Ces deux propositions de loi organique ont été adoptées par le Sénat le 17 novembre dernier.
Les deux textes, issus des propositions déposées en septembre et juillet derniers par les sénateurs de Saint-Martin et de Saint-Barthélemy, MM. Louis-Constant Fleming et Michel Magras, tendent à compléter les dispositions statutaires relatives à la compétence fiscale de ces deux collectivités, créées en juillet 2007, en application de la loi organique du 21 février 2007 portant dispositions statutaires et institutionnelles relatives à l'outre-mer – dite loi DSIOM. Ils ont reçu il y a quelques semaines un avis favorable des conseils territoriaux des deux collectivités, saisis par M. le président du Sénat. Fait relativement rare s'agissant de propositions de loi, le Gouvernement a engagé la procédure accélérée, afin que les dispositions adoptées puissent produire leurs effets dès l'exercice budgétaire 2010.
Par ces textes assez techniques, il s'agit de mettre fin à une divergence d'interprétation de la loi organique statutaire, née d'un avis du Conseil d'État rendu en décembre 2007, lequel a conclu à l'impossibilité pour Saint-Martin et Saint-Barthélemy d'imposer les revenus et fortunes des non-résidents qui trouveraient leur source dans ces collectivités.
Le statut de 2007 a appliqué à Saint-Martin et Saint-Barthélemy un régime dérogatoire. Les deux collectivités exercent leurs compétences fiscales dans le respect de la règle dite « des cinq ans de résidence », selon laquelle, pendant la période de cinq ans suivant leur installation, les personnes physiques et morales sont considérées comme ayant leur domicile fiscal dans un département français et sont donc imposées par la métropole. Cette règle visait à prévenir le risque de délocalisation vers ces deux collectivités, dont le législateur supposait que le régime fiscal serait particulièrement attractif.
Il faut noter que, lors du vote de la loi, Saint-Martin n'a pas été traité tout à fait de la même manière que Saint-Barthélemy : à Saint-Martin, la règle des cinq ans de résidence ne s'applique qu'aux personnes dont le domicile fiscal était précédemment établi en métropole ou dans un département d'outre-mer. Elle ne s'applique donc pas à celles dont le domicile fiscal était établi à l'étranger ou dans une autre collectivité d'outre-mer, l'objectif étant de ne pas nuire à l'attractivité de Saint-Martin – dont la situation financière est plus délicate que celle de Saint-Barthélemy – pour les investisseurs étrangers.
Tout le problème est de savoir si cette règle « des cinq ans de résidence » est une simple règle de domicile ou une règle de compétence et je sens, mes chers collègues, votre impatience à connaître la solution retenue...
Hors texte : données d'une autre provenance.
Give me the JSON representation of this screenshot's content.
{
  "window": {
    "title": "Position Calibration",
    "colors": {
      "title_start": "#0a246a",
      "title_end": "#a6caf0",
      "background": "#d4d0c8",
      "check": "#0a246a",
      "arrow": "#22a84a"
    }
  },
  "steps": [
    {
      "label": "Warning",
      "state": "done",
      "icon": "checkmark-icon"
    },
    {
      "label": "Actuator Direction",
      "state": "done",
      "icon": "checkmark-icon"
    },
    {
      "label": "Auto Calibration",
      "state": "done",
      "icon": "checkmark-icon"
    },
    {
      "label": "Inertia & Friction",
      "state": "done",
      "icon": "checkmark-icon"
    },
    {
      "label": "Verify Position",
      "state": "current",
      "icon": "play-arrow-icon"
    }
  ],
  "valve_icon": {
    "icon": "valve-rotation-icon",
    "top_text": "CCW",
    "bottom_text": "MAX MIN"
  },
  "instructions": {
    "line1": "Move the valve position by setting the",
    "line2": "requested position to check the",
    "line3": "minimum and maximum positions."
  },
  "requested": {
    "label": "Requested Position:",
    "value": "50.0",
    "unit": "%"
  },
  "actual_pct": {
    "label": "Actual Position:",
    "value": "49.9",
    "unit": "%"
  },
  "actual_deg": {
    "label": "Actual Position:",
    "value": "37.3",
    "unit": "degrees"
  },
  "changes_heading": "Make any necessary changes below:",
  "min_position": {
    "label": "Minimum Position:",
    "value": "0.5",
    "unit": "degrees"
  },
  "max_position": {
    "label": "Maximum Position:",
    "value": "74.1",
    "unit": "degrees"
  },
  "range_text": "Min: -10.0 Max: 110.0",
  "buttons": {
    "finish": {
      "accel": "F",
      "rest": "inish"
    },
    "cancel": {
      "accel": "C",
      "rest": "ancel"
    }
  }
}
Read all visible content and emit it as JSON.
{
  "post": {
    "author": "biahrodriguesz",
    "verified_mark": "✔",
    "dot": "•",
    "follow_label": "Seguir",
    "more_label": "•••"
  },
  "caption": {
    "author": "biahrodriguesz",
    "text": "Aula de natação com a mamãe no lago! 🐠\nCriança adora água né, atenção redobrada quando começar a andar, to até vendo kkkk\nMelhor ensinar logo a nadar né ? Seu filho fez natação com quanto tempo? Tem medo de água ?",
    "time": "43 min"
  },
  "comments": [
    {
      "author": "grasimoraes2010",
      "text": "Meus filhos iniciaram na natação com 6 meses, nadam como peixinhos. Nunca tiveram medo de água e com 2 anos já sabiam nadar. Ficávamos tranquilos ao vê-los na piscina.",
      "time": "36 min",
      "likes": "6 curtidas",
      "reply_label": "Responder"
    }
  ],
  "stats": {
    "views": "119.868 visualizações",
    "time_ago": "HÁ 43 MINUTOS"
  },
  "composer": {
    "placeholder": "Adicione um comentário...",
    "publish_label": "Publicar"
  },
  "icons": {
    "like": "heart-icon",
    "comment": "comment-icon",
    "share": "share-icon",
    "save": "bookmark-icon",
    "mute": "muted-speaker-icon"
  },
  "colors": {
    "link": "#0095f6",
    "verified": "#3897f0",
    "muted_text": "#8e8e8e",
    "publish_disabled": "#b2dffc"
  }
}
Si c'est une simple règle de domicile, complétant les critères usuels qui déterminent la résidence fiscale d'une personne morale ou physique, elle n'emporte pas de conséquence sur le droit, pour toute collectivité disposant de la compétence fiscale, de taxer, suivant le régime des non-résidents, les revenus trouvant leur source sur son territoire et acquis par des personnes ne pouvant être considérées comme y étant domiciliées. Si, au contraire, on considère qu'il s'agit d'une règle de compétence, il faut en conclure qu'elle interdit à Saint-Martin et Saint-Barthélemy d'exercer leur compétence fiscale à l'égard de personnes fiscalement considérées comme non domiciliées sur leur territoire.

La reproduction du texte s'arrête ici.